Our host Dearbhail welcomed us to her home in Cnoc Suain, and she was gracious enough to explain the history of the house and its culture. This location clearly has a very traditional way of life, based upon the ways of living from a couple hundred years ago. The cottage was built in 1845 in the design of one main, central room with four bedrooms. Two of these bedrooms had entrances much higher up than the ground floor, so the children would get up to their rooms by leaning a ladder against the wall and climbing up. The average family had about eight to twenty children, so the bedrooms would often be crowded. There was no electricity or running water until about 1980, and the cottage is three and a half miles from any shops, doctors, or banks. The flooring of the cottage would be dirt, so the family would often put rush – a reed-like plant which grows in water – down on the dirt inside. This would keep people’s feet cleaner because they didn’t wear shoes inside, and scented herbs would also be placed on the reeds to be crushed underfoot.

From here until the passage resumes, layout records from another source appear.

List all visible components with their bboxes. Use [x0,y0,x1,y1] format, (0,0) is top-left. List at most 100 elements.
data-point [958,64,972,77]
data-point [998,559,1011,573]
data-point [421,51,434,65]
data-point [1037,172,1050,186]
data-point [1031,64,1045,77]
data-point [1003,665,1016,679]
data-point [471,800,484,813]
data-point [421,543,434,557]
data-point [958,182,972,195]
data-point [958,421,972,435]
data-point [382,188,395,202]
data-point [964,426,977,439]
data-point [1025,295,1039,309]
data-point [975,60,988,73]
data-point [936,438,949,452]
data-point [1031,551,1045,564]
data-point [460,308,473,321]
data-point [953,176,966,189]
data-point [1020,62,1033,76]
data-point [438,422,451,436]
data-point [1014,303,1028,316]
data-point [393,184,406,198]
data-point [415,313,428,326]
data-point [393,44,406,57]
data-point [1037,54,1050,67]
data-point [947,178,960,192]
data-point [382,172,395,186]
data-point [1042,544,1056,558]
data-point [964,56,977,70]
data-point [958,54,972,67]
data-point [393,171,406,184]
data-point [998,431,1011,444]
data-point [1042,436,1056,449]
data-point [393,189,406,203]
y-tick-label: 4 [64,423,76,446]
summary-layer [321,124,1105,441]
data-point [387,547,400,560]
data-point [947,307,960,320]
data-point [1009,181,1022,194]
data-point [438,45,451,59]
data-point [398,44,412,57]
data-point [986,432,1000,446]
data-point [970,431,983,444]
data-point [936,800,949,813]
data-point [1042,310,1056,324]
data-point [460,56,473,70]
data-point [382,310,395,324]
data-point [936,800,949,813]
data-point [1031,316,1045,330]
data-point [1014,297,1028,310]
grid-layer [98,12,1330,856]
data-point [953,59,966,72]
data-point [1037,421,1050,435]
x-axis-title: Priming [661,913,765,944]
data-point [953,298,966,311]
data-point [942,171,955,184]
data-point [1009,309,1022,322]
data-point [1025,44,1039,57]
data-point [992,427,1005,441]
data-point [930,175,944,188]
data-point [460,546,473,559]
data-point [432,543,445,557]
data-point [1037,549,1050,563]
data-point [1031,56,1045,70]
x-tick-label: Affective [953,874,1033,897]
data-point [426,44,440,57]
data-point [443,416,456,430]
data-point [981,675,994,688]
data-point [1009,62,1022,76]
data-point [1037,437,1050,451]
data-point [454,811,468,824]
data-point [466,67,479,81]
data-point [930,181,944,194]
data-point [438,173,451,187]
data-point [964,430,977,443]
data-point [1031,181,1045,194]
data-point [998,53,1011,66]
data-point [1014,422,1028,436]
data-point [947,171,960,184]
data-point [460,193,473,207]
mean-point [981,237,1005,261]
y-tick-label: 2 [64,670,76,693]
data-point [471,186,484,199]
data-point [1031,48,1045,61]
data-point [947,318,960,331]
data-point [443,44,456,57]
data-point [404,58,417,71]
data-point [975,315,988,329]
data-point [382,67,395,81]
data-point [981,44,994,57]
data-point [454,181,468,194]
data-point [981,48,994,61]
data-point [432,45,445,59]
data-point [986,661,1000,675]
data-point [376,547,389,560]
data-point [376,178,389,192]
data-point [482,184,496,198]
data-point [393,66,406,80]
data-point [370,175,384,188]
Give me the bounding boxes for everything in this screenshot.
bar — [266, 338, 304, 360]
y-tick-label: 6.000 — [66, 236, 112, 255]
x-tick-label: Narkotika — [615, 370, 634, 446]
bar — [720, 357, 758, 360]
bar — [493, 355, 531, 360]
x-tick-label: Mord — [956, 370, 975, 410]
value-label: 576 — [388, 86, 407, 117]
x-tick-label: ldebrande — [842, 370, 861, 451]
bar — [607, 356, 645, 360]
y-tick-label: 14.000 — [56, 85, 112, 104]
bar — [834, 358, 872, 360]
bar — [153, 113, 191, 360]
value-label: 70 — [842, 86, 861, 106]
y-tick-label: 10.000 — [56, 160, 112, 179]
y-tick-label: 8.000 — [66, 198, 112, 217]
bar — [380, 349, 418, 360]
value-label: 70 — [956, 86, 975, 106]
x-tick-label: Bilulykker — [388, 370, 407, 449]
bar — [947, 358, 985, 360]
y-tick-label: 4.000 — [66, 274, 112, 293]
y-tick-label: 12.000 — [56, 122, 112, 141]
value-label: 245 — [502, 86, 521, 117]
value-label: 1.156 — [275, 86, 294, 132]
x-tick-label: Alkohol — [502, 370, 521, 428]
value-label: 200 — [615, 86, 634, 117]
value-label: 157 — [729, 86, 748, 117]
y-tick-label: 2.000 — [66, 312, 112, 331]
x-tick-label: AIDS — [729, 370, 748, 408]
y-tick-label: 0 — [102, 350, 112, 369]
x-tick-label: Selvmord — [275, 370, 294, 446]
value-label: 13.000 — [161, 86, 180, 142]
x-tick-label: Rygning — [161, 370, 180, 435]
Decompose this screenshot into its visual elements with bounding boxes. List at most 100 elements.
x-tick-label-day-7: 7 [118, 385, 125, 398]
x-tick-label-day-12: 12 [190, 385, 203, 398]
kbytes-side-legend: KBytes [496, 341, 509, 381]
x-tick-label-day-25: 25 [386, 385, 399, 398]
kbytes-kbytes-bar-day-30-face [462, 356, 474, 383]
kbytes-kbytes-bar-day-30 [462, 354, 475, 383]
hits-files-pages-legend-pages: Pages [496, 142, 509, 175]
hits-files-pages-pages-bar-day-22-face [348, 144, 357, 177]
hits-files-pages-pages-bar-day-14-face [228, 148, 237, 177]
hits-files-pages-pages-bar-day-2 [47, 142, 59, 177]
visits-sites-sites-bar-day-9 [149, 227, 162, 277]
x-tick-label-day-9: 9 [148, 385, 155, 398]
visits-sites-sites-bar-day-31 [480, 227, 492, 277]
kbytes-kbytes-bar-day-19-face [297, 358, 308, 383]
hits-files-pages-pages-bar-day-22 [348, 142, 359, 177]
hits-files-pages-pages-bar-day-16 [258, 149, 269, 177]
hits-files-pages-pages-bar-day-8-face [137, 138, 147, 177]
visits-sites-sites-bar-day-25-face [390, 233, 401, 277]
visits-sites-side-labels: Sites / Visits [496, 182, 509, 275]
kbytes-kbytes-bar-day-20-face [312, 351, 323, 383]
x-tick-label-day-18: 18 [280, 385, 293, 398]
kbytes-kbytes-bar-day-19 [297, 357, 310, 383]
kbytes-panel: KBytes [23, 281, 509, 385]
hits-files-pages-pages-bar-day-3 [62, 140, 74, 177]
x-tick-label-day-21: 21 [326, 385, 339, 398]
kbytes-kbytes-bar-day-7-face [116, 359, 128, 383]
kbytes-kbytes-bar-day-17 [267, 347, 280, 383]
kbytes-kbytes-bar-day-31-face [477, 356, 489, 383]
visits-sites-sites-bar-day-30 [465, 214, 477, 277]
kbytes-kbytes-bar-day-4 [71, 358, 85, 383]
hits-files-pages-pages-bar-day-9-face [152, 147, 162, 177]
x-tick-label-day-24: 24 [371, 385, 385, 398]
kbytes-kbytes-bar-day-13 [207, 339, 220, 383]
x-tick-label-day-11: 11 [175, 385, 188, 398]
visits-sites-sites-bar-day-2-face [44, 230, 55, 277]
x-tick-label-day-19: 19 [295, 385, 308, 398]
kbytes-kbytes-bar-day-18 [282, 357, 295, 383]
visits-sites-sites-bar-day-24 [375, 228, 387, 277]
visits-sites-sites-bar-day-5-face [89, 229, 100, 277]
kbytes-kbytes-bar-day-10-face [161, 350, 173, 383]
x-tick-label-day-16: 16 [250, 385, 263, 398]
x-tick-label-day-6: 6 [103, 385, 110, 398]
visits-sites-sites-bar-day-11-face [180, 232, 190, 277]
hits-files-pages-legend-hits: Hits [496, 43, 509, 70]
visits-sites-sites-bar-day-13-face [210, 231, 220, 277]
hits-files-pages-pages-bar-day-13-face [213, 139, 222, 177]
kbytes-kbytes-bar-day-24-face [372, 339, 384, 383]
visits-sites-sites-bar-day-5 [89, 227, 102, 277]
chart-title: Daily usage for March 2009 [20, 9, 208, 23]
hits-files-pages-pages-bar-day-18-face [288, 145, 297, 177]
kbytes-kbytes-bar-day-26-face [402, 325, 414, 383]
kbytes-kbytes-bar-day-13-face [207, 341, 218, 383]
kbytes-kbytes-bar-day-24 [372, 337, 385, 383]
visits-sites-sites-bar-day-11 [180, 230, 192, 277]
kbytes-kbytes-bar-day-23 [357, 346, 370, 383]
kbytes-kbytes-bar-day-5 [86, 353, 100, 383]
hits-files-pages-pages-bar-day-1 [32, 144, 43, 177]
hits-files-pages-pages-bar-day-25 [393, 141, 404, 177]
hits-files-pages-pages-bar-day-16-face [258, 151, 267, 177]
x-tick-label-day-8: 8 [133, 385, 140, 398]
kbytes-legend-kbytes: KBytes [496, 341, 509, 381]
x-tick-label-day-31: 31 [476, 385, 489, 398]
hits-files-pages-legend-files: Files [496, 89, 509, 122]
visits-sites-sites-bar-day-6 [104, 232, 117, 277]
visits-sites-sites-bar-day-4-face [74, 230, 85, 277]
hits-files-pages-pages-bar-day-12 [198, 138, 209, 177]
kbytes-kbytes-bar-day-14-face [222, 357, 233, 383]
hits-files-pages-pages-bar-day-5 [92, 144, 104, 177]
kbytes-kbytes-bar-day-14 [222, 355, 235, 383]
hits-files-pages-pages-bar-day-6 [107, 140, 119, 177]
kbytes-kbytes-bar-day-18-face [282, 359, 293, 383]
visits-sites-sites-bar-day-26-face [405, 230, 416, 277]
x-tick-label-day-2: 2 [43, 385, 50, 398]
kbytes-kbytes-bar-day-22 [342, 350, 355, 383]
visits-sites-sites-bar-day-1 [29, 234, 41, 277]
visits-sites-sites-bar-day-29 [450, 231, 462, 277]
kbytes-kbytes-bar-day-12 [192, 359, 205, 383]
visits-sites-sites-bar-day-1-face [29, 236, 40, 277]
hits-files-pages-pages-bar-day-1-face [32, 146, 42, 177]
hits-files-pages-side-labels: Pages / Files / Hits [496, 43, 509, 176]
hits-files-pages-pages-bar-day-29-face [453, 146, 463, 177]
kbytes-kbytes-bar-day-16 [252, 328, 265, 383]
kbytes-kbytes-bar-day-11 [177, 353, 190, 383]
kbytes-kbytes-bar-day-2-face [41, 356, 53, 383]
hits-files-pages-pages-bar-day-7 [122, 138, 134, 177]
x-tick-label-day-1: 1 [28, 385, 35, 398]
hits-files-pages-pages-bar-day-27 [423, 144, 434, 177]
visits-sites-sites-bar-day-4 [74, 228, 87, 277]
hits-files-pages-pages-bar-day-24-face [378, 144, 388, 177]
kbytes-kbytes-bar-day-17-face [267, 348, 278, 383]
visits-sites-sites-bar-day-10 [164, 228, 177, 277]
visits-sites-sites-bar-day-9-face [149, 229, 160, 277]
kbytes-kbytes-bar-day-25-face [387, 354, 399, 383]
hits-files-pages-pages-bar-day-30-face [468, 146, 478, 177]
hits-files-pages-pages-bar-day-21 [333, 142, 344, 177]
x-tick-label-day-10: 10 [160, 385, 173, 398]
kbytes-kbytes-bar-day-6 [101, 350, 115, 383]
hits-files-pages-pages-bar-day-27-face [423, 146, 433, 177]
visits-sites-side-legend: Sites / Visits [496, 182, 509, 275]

Meals in this home would be cooked over a fire created by burning peat. There was a crane which would hold pots over the fire, and as a sort of “oven”, a pot would be placed on coals and more coals would be placed on top of it. The peat itself, small brick-shaped slabs of dried organic matter, is collected from the fields outside the cottage. Our second host, Charlie, explained that they would use a tool called a slain to harvest peat from the ground, after removing the top layer of grass. These bricks of peat would be laid out in the sun to dry, causing them to shrink and eventually be used for fuel. One of these peat bricks would only burn for fifteen minutes, so large amounts of peat would need to be collected for the family to survive the winter. These peat fires would need to burn constantly at all times of the day, as it both heated the home and cooked the food.
The culture of this sort of home, particularly in the past, was very community-oriented. It was considered a “rambling house” because people from around town would gather at the fire to share stories and music during the winter. This was important for the Gaelic culture because the children would be absorbing the music and stories even after they went to bed.
Dearbhail and Charlie work hard to preserve and educate about this traditional way of life.